Czarny Staw, przez Węgrów zwany Morskiem Okiem, a Morskie Oko Rybiem, ma 37 mórg 639° kwadr. rozciągłości, a więc blisko o 7 mórg kwadr. większy od swego imiennika pod Kościelcem, dzikością swoją odznacza się od innych stawów. Brzegi jego gołe, od południa nawet niedostępne, zamiast drzew śniegiem wiecznym gdzieniegdzie ubrane, na powierzchni wody odijają się straszne turnie, pomiędzy które przedzierają się promienie słońca dopiero koło 10 godziny.

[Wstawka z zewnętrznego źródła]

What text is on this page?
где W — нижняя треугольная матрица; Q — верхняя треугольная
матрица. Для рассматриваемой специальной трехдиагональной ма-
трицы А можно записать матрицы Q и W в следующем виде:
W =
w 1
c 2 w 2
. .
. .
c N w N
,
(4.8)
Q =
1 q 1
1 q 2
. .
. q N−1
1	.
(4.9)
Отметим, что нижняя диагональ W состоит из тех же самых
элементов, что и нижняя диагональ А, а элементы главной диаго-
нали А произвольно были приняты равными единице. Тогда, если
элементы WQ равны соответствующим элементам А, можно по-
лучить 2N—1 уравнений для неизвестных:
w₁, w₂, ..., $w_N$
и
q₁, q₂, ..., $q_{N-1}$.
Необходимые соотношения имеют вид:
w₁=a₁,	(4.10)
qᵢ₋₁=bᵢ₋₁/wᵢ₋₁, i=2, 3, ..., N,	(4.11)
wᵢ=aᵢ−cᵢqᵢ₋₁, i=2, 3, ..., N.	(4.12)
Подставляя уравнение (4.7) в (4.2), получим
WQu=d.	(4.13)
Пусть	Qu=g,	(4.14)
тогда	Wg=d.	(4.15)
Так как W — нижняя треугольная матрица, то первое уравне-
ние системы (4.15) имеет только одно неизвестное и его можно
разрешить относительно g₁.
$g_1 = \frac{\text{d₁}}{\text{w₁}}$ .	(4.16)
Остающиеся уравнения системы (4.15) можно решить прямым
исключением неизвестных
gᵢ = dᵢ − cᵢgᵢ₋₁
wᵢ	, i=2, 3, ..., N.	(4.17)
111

Wszystko to razem wzięte taką zgrozą przejmuje, że wśród tej dzikiej, choć bardzo wspaniałej, przyrody czuje się człowiek strasznie osamotniony, i dopiero postąpiwszy na brzeg wału, gdy rzucimy okiem na rozkoszne Morskie Oko, dusza się rozwesela i odwagi nabiera." (Walery Eljasz: Illustrowany przewodnik do Tatr, Pienin i Szczawnic, Poznań 1870).